Sobre ela...

Acho que foi Veríssimo quem disse que: "um homem fazendo a barba na frente do espelho está num momento crucial da sua existência". E assim eu encaro minha imagem enquanto seguro a gilete, pensando sobre as opções. A barba não é apenas um amontoado de pelo que esconde parte do meu rosto... ela é parte de mim. E é também um ritual de passagem: quando um garoto apresenta seus primeiros pelos, mostra ao mundo que está se tornando um adulto. E isso fica implícito em todos os gestos e todas as escolhas que ele fizer depois.
Perdido nesses pensamentos, me lembro de quando reparei nEla pela primeira vez: estávamos em uma festa e Ela transpirava liberdade, e quando eu me aproximei ela voou pra longe de mim. E me sorriu. E cada vez que Ela fugia Ela me sorria ainda mais. Me encantei. Tão menina, tão mulher... E eu apenas eu. Quando me aproximei no fim da noite, trocamos alguns passos pela pista e eu descobri que era com Ela que eu queria dançar pra sempre. Mas Ela só me sorriu, e sem corresponder ao meu desejo, se despediu me chamando de “menino”, com quem diz que eu ainda tinha muito para aprender e viver. Mas eu queria viver com Ela... Depois daquele dia, deixei a barba crescer.

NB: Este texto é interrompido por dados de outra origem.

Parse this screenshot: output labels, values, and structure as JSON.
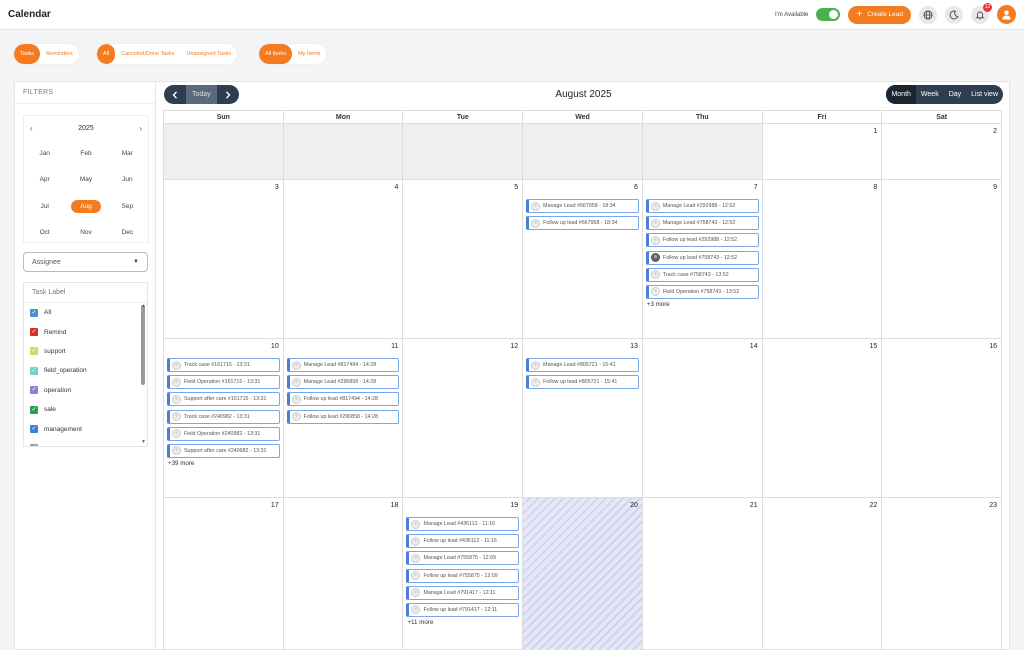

E essa barba não é um monte de pelos que eu carrego no rosto... é uma parte de mim. Como que para mostrar pra Ela que eu não sou mais tão menino, que eu posso ser um homem pra Ela também. Que Ela pode aprender comigo tanto quanto Ela, mesmo sem saber, me ensinou. E foi quando Ela voou pra perto de mim.
E olhou nos meus olhos, acariciou meu rosto e meu corpo, se aninhou nos meus braços e dormiu... Parecia um passarinho quando encontra um ninho pra pousar. Ela pousou em mim.

Ela ficou e a barba ficou com Ela, pra Ela. Acho que Ela nem sabe, mas essa barba só cresceu aqui porque Ela mesma só fazia crescer dentro de mim; porque algo nEla me pedia, mesmo sem voz, para que eu a deixasse lá, para que eu não fosse só um menino, mas um homem com quem Ela gostava de estar. E eu quis crescer e quis aprender com Ela. E quis ensinar-lhe tantas coisas também...!
Vez ou outra eu acordava de madrugada e encontrava os cabelos dEla caídos pelo meu peito, sua respiração tranquila como de quem encontra um porto seguro. E meu coração parecia querer explodir, explodir na calmaria que Ela representava e também no amor e na liberdade que Ela transpirava quando estava em cima de mim.
Mas Ela é um passarinho, e meu ninho talvez não fosse tão seguro assim... Eu ainda sou um menino. E Ela voou de novo, sempre sorrindo, pra longe de mim.
Como bem disse Veríssimo, fazer a barba na frente do espelho nos traz algumas reflexões sobre a existência. A minha, sem Ela, ainda é um pouco dolorosa de se encarar.  É como se faltasse algo em mim. E faltava Ela. E era Ela quem me doía. E assim eu encaro minha imagem enquanto seguro a gilete, pensando em como eu posso atingi-la, e dessa vez me sinto mais seguro quanto às opções. Resolvo retirar esses pelos que me cobrem parcialmente o rosto. Mas é dEla que eu quero me livrar.